Tentu saja keputusan kakeknya ini menggirangkan hati Ceng Ceng, karena betapun juga dia merasa kasihan dan tidak tega kalau harus meninggalkan kakeknya yang sudah tua itu sendirian di Negara Bhutan. Persiapan untuk keberangkatan Puteri Syanti Dewi dilakukan dan keadaan di istana sibuk sekali. Besok pagi-pagi rombongan yang memboyong puteri itu akan berangkat, pasukan istimewa yang khusus sebanyak lima ratus orang akan mengawal rombongan sampai di perbatasan, di mana pasukan Kerajaan Ceng akan menyambut dan mengoper tugas pengawalan. Barang-barang berharga milik sang puteri dikumpulkan sampai berpeti-peti banyaknya. Ceng Ceng sendiri memperoleh kesempatan untuk pulang ke rumah kakek, membantu kakeknya yang juga berkemas dan dibantu oleh murid-murid kakeknya.

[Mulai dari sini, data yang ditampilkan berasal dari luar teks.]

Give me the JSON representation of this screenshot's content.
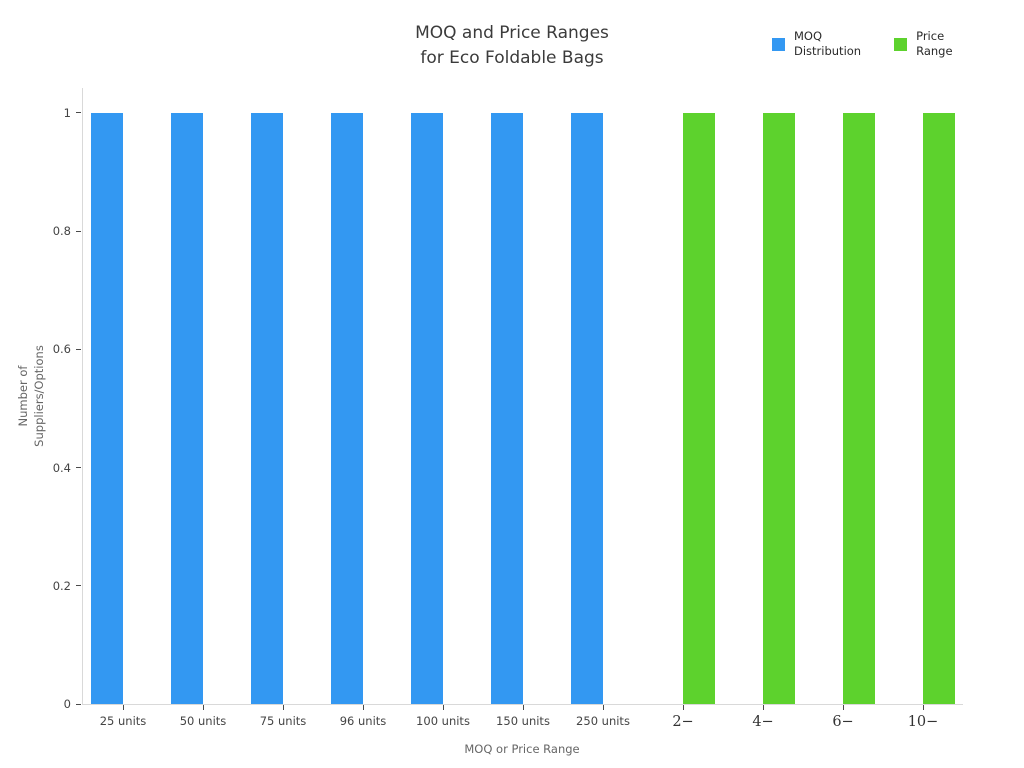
{
  "title": "MOQ and Price Ranges\nfor Eco Foldable Bags",
  "legend": [
    {
      "label": "MOQ\nDistribution",
      "color": "#3398F2"
    },
    {
      "label": "Price\nRange",
      "color": "#5DD22D"
    }
  ],
  "chart_data": {
    "type": "bar",
    "bar_mode": "grouped",
    "title": "MOQ and Price Ranges for Eco Foldable Bags",
    "xlabel": "MOQ or Price Range",
    "ylabel": "Number of\nSuppliers/Options",
    "categories": [
      "25 units",
      "50 units",
      "75 units",
      "96 units",
      "100 units",
      "150 units",
      "250 units",
      "2−",
      "4−",
      "6−",
      "10−"
    ],
    "series": [
      {
        "name": "MOQ Distribution",
        "color": "#3398F2",
        "values": [
          1,
          1,
          1,
          1,
          1,
          1,
          1,
          null,
          null,
          null,
          null
        ]
      },
      {
        "name": "Price Range",
        "color": "#5DD22D",
        "values": [
          null,
          null,
          null,
          null,
          null,
          null,
          null,
          1,
          1,
          1,
          1
        ]
      }
    ],
    "yticks": [
      0,
      0.2,
      0.4,
      0.6,
      0.8,
      1
    ],
    "ylim": [
      0,
      1.042
    ],
    "grid": false,
    "legend_position": "top-right"
  }
}
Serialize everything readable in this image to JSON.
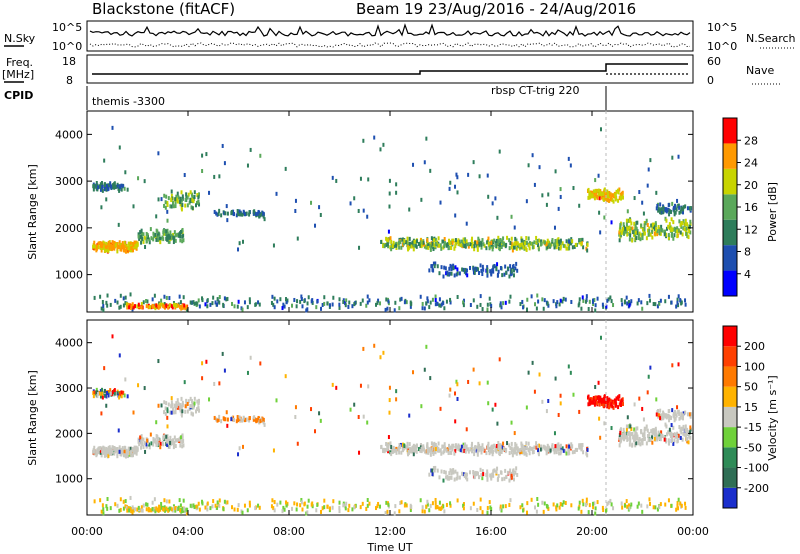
{
  "chart_data": {
    "header": {
      "radar": "Blackstone (fitACF)",
      "beam_info": "Beam 19  23/Aug/2016 - 24/Aug/2016"
    },
    "noise_panel": {
      "left_label": "N.Sky",
      "right_label": "N.Search",
      "yticks_left": [
        "10^5",
        "10^0"
      ],
      "yticks_right": [
        "10^5",
        "10^0"
      ]
    },
    "freq_panel": {
      "left_label_top": "Freq.",
      "left_label_unit": "[MHz]",
      "right_label": "Nave",
      "yticks_left": [
        "18",
        "8"
      ],
      "yticks_right": [
        "60",
        "0"
      ]
    },
    "cpid": {
      "label": "CPID",
      "segments": [
        {
          "name": "themis -3300",
          "start_hour": 0,
          "end_hour": 20.5
        },
        {
          "name": "rbsp CT-trig 220",
          "start_hour": 20.5,
          "end_hour": 24
        }
      ]
    },
    "time_axis": {
      "label": "Time UT",
      "ticks": [
        "00:00",
        "04:00",
        "08:00",
        "12:00",
        "16:00",
        "20:00",
        "00:00"
      ],
      "range_hours": [
        0,
        24
      ]
    },
    "range_axis": {
      "label": "Slant Range [km]",
      "ticks": [
        1000,
        2000,
        3000,
        4000
      ],
      "range_km": [
        200,
        4500
      ]
    },
    "panels": [
      {
        "type": "heatmap",
        "name": "power",
        "colorbar_label": "Power [dB]",
        "colorbar_ticks": [
          "28",
          "24",
          "20",
          "16",
          "12",
          "8",
          "4"
        ],
        "colors": [
          "#0000ff",
          "#1e4fb0",
          "#2e7d5b",
          "#5aa85a",
          "#c8d400",
          "#ff9900",
          "#ff0000"
        ]
      },
      {
        "type": "heatmap",
        "name": "velocity",
        "colorbar_label": "Velocity [m s⁻¹]",
        "colorbar_ticks": [
          "200",
          "100",
          "50",
          "15",
          "-15",
          "-50",
          "-100",
          "-200"
        ],
        "colors": [
          "#1a2ecc",
          "#2f6e55",
          "#2e8b57",
          "#6fd13a",
          "#c8c8c0",
          "#ffb300",
          "#ff7a00",
          "#ff4000",
          "#ff0000"
        ]
      }
    ]
  }
}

Wajah para murid itu kelihatan murung, karena mereka tahu bahwa sekali ini, gurunya pergi untuk tidak kembali lagi ke Bhutan karena gurunya sudah amat tua. Sementara itu, tanpa disangka-sangka, di pintu penjagaan benteng, yaitu di pintu gerbang besar, terjadi keributan. Seorang laki-laki berusia empat puluh tahun lebih, berpakaian sederhana dan berkuncir panjang, bertangan kosong, sedang ribut mulut dengan para penjaga. Dari pakaiannya mudah dikenal bahwa orang ini datang dari timur, seorang bangsa Han. Karena di kota raja Bhutan sedang ada kesibukan, maka tentu saja para penjaga itu menghadang orang yang tidak dikenal ini sambil menghardik.

"Siapakah engkau dan ada keperluan apa hendak memasuki kota raja?"

Laki-laki itu mengerutkan alisnya.

"Hemm, begitukah sikap para penjaga kota raja di Bhutan? Seorang penduduk sinipun tidak akan mengalami gangguan, apalagi seorang pendatang dari luar yang dapat disebut seorang tamu! Aku datang sebagai tamu, sebagai utusan dan aku ingin menghadap sri baginda!"

Akan tetapi, kepala penjaga tertawa mengejek. Orang itu pakaiannya biasa, sama sekali bukan pakaian orang berpangkat atau seorang perwira, tentu saja dianggap menggelikan dan membohong ketika mengaku sebagai tamu dan utusan, dan bahkan menimbulkan kecurigaan. Orang begini hendak menghadap raja! Tentu berniat tidak baik, pikir kepala penjaga itu.

"Jangan main gila kau!"

Bentaknya.

"Kau kira mudah saja menghadap sri baginda! Hayo cepat pergi, keluar dari tempat ini atau terpaksa akan kami tangkap sebagai mata-mata musuh!"